0
votes

I want to use pthreads on my existing serial matrix multiplication code. My goal is to achieve better execution time using pthreads, simply to achieve speed-up. But at that point I'm stuck. My original serial code, works just fine, and I finish 1000x1000 square matrix multiplication in about 15 seconds. But when I execute my current pthreads program, I get a segmentation fault. Here is my code:

#include <stdio.h>
#include <stdlib.h>
#include <time.h>
#include <assert.h>

int SIZE, NTHREADS;
int **A, **B, **C;

void init()
{
    int i, j;

    A = (int**)malloc(SIZE * sizeof(int *));
    for(i = 0; i < SIZE; i++)
        A[i] = malloc(SIZE * sizeof(int));

    B = (int**)malloc(SIZE * sizeof(int *));
    for(i = 0; i < SIZE; i++)
        B[i] = malloc(SIZE * sizeof(int));

    C = (int**)malloc(SIZE * sizeof(int *));
    for(i = 0; i < SIZE; i++)
        C[i] = malloc(SIZE * sizeof(int));

    srand(time(NULL));

    for(i = 0; i < SIZE; i++) {
        for(j = 0; j < SIZE; j++) {
            A[i][j] = rand()%100;
            B[i][j] = rand()%100;
        }
    }
}

void mm(int tid)
{
    int i, j, k;
    int start = tid * SIZE/NTHREADS;
    int end = (tid+1) * (SIZE/NTHREADS) - 1;

    for(i = start; i <= end; i++) {
        for(j = 0; j < SIZE; j++) {
            C[i][j] = 0;
            for(k = 0; k < SIZE; k++) {
                C[i][j] += A[i][k] * B[k][j];
            }
        }
    }
}

void *worker(void *arg)
{
    int tid = *((int *) arg);
    mm(tid);
}

int main(int argc, char* argv[])
{
    pthread_t* threads;
    int rc, i;

    if(argc != 3)
    {
        printf("Usage: %s <size_of_square_matrix> <number_of_threads>\n", argv[0]);
        exit(1);
    }

    SIZE = atoi(argv[1]);
    NTHREADS = atoi(argv[2]);
    init();
    threads = (pthread_t*)malloc(NTHREADS * sizeof(pthread_t));

    clock_t begin, end;
    double time_spent;


    begin = clock();

    for(i = 0; i < NTHREADS; i++) {
        rc = pthread_create(&threads[i], NULL, worker, (void *)i);
        assert(rc == 0);
    }

    for(i = 0; i < NTHREADS; i++) {
        rc = pthread_join(threads[i], NULL);
        assert(rc == 0);
    } 

    end = clock();

    time_spent = (double)(end - begin) / CLOCKS_PER_SEC;
    printf("Elapsed time: %.2lf seconds.\n", time_spent);

    for(i = 0; i < SIZE; i++)
        free((void *)A[i]);
    free((void *)A);

    for(i = 0; i < SIZE; i++)
        free((void *)B[i]);
    free((void *)B);

    for(i = 0; i < SIZE; i++)
        free((void *)C[i]);
    free((void *)C);

    free(threads);

    return 0;
}

If someone could help me make my pthreads program run, and achieve some speed-up I would be glad.

1

1 Answers

3
votes

With your current code, you should retrieve the index using

int tid = (int)arg;

(Your code is effectively treating the loop counter as an address then dereferencing addresses at or around 0. These addresses may not be readable by your process and/or won't be suitably aligned, hence the seg fault)
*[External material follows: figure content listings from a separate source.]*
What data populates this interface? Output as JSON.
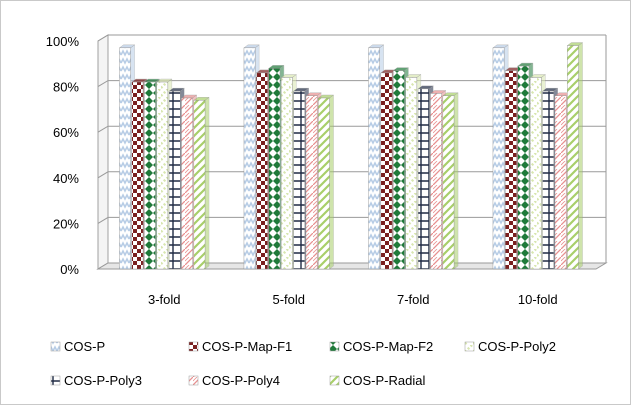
{
  "chart_data": {
    "type": "bar",
    "categories": [
      "3-fold",
      "5-fold",
      "7-fold",
      "10-fold"
    ],
    "ylim": [
      0,
      100
    ],
    "yticks": [
      "0%",
      "20%",
      "40%",
      "60%",
      "80%",
      "100%"
    ],
    "grid": true,
    "legend_position": "bottom",
    "series": [
      {
        "name": "COS-P",
        "values": [
          97,
          97,
          97,
          97
        ],
        "color": "#b8cde6",
        "pattern": "zigzag"
      },
      {
        "name": "COS-P-Map-F1",
        "values": [
          82,
          86,
          86,
          87
        ],
        "color": "#7a1f1f",
        "pattern": "checker"
      },
      {
        "name": "COS-P-Map-F2",
        "values": [
          82,
          88,
          87,
          89
        ],
        "color": "#1f7a3a",
        "pattern": "diamond"
      },
      {
        "name": "COS-P-Poly2",
        "values": [
          82,
          84,
          84,
          84
        ],
        "color": "#d8e6b0",
        "pattern": "dash"
      },
      {
        "name": "COS-P-Poly3",
        "values": [
          78,
          78,
          79,
          78
        ],
        "color": "#1f2a44",
        "pattern": "grid"
      },
      {
        "name": "COS-P-Poly4",
        "values": [
          75,
          76,
          77,
          76
        ],
        "color": "#e89090",
        "pattern": "hatch"
      },
      {
        "name": "COS-P-Radial",
        "values": [
          74,
          75,
          76,
          98
        ],
        "color": "#a8cf6a",
        "pattern": "diag"
      }
    ]
  }
}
The above change might get things working for you but note that passing an int as a void* isn't completely correct. It relies on sizeof(int) <= sizeof(void*) which is likely but not guaranteed to be true. If you cared about this, you could either allocate memory for the data you pass to each thread instead or pass the address of i and include synchronisation to ensure that you wait after each pthread_create call until the thread has been scheduled and has read its arg.